In both MODIFY I and MODIFY II, the rate of C. difficile infection recurrence through week 12, the primary efficacy endpoint, was significantly lower in the bezlotoxumab arms (17.4%, p=0.0003) and (15.7%; p=0.0003), and the combination bezlotoxumab and actoxumab arms (15.9%, p<0.0001) and (14.9%, p<0.0001), compared to the placebo arms (27.6%) and (25.7%), respectively. In MODIFY I and MODIFY II, 1396 and 1163 patients were evaluated in the full analysis sets, respectively.
In both studies, the rate of C. difficile infection recurrence was lower in the bezlotoxumab arms compared to the placebo arms in patient subgroups known to be at high risk for C. difficile recurrence, including patients with any prior episode(s) of C. difficile infection within the previous six months, patients infected with the BI/NAP1/027 strain, patients with severe C. difficile infection (Zar score = 2), patients 65 years of age or older, and patients with compromised immunity. These subpopulation analyses were pre-specified in the protocol for each study.
In the studies, the adverse reaction rates were comparable across the bezlotoxumab and placebo arms. In MODIFY I, the most common adverse reactions through four weeks after infusion (nausea, diarrhea and pyrexia) occurred at similar rates in the bezlotoxumab group (7.4%, 6.7% and 5.6%) and the placebo group (6.5%, 5.0% and 2.8%). In MODIFY II, the most common adverse reactions through four weeks after infusion (nausea, diarrhea and urinary tract infection) occurred at similar rates in the bezlotoxumab group (5.8%, 5.3% and 4.5%) and the placebo group (3.4%, 6.6% and 4.2%). Additionally, rates of serious adverse reactions and deaths assessed through 12 weeks after infusion were comparable across these treatment arms.
Treatment with the combination of bezlotoxumab and actoxumab did not provide added efficacy over bezlotoxumab alone. Furthermore, actoxumab alone provided no benefit in the prevention of C. difficile recurrence compared with placebo. Based on these results, bezlotoxumab alone was selected for the marketing authorization application.
About C. difficile infection
The incidence of C. difficile infection has risen sharply over the last two decades and today is a leading cause of healthcare-acquired infections in community hospitals in the U.S. According to the U.S. Centers for Disease Control and Prevention (CDC), C. difficile is estimated to have caused almost half a million infections in the U.S. in 2011, with 29,000 deaths, often occurring within 30 days of initial diagnosis. In the U.S., 8 out of 10 deaths related to C. difficile infection occur in patients 65 years of age or older.

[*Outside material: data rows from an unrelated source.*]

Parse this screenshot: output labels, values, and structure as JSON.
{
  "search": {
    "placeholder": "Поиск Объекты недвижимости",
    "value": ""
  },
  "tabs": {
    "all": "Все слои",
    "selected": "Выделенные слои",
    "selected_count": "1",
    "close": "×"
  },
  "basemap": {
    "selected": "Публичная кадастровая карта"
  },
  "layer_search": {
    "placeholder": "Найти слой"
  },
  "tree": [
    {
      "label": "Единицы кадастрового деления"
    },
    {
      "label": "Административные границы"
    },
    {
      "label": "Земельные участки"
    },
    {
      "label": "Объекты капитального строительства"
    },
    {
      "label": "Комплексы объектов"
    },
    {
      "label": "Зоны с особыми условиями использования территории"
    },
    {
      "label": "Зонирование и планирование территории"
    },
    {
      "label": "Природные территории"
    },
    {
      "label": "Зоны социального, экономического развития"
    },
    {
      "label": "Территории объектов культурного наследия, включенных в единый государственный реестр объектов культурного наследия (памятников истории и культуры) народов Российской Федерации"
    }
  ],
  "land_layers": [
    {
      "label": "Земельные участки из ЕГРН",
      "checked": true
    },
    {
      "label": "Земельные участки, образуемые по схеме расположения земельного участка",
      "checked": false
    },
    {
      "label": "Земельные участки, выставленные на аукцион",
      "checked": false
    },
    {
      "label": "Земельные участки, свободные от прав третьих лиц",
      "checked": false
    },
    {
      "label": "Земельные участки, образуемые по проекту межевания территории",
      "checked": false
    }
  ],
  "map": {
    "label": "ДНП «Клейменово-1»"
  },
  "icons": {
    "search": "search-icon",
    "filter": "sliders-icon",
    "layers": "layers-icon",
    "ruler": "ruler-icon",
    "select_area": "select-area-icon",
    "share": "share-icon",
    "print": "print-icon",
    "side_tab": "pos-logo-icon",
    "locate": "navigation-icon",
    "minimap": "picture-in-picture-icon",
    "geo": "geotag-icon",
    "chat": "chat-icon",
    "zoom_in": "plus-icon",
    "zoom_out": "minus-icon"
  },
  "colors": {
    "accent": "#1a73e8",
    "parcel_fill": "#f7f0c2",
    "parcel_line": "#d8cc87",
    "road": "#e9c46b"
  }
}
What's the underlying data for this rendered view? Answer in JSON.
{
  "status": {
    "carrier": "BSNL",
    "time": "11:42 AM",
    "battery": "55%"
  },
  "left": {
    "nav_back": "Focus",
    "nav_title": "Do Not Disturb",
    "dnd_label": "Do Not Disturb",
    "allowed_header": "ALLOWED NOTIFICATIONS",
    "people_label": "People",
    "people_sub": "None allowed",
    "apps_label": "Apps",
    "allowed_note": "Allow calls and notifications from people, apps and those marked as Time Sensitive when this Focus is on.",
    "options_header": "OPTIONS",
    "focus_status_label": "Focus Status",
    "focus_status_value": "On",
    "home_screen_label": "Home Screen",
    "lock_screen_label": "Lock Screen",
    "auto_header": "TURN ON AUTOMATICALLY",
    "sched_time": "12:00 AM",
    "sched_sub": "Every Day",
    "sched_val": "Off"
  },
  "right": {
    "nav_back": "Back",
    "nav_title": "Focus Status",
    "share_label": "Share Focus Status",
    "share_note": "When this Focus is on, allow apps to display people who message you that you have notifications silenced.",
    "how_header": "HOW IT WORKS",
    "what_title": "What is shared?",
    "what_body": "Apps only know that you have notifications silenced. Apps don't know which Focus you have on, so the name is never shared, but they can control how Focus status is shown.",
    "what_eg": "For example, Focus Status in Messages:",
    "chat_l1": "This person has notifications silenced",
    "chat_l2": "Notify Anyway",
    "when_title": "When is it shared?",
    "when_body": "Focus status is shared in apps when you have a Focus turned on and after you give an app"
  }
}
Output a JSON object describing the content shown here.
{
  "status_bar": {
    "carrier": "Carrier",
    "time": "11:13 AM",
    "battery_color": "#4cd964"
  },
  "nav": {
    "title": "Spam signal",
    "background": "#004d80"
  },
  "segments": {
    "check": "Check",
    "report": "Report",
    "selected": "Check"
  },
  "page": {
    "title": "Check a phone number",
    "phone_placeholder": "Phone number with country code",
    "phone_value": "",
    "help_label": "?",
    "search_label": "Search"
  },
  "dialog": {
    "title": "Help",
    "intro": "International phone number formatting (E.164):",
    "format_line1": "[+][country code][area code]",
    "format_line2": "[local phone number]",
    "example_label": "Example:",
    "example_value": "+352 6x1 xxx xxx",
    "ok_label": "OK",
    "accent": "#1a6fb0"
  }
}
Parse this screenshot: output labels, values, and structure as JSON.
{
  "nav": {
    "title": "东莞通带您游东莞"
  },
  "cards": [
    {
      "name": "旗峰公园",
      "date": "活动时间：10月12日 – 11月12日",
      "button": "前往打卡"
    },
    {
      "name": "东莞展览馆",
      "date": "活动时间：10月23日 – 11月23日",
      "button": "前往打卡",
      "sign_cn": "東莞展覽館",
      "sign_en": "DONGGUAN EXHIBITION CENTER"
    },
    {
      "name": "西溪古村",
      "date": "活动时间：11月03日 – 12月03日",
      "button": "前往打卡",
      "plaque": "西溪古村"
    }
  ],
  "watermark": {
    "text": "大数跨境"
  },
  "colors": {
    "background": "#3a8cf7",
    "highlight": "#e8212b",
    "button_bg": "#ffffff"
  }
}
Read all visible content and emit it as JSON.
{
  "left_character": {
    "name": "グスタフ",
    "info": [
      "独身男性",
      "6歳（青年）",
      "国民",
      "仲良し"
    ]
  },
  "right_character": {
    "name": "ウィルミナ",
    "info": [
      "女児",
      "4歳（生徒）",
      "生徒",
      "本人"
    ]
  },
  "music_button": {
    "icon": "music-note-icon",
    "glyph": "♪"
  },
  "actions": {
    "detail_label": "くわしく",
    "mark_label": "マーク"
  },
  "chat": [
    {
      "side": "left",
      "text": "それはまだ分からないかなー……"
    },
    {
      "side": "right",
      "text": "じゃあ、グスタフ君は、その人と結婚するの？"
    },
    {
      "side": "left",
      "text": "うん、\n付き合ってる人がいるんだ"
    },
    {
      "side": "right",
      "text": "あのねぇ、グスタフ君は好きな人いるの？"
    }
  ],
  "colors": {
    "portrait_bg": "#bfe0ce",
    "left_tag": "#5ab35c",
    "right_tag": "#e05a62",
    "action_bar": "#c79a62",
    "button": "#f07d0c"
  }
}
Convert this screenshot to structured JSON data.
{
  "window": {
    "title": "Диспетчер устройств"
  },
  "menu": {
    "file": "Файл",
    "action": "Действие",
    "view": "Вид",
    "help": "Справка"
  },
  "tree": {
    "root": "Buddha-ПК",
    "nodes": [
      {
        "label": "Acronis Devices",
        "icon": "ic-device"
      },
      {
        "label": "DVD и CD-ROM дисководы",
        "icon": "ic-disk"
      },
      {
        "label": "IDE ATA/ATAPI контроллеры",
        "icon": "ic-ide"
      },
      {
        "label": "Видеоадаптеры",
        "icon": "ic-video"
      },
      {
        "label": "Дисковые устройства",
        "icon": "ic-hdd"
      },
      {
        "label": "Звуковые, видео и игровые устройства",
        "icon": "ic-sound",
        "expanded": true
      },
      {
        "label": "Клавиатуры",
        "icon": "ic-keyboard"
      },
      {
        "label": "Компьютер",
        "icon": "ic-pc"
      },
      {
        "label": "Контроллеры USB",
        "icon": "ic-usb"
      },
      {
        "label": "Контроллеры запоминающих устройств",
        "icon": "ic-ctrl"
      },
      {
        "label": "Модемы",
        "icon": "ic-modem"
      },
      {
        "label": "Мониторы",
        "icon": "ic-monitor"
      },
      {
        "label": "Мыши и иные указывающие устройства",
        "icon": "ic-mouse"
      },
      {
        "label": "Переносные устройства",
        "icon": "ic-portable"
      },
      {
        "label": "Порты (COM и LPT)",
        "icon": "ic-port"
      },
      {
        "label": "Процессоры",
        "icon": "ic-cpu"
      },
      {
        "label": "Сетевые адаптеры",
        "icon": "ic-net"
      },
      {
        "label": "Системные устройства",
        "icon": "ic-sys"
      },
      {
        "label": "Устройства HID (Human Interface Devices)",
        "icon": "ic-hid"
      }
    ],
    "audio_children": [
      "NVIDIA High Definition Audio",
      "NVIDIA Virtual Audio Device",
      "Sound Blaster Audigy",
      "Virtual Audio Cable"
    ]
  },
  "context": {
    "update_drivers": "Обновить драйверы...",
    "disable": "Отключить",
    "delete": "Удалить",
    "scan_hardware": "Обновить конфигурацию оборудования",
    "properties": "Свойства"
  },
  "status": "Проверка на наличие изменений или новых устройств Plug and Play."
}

C. difficile infection occurs most often in patients staying in healthcare settings, especially hospitals or nursing homes, who recently took certain antibiotics or other medications. The incidence of C. difficile infection is higher in certain patient populations, including people 65 years of age or older, and in patients with compromised immune systems due to an underlying disease or from treatment. Recurrence is a major challenge in C. difficile infection, with approximately one-in-four patients experiencing a recurrence after the initial episode, and more than 40 percent of these patients having further C. difficile recurrence.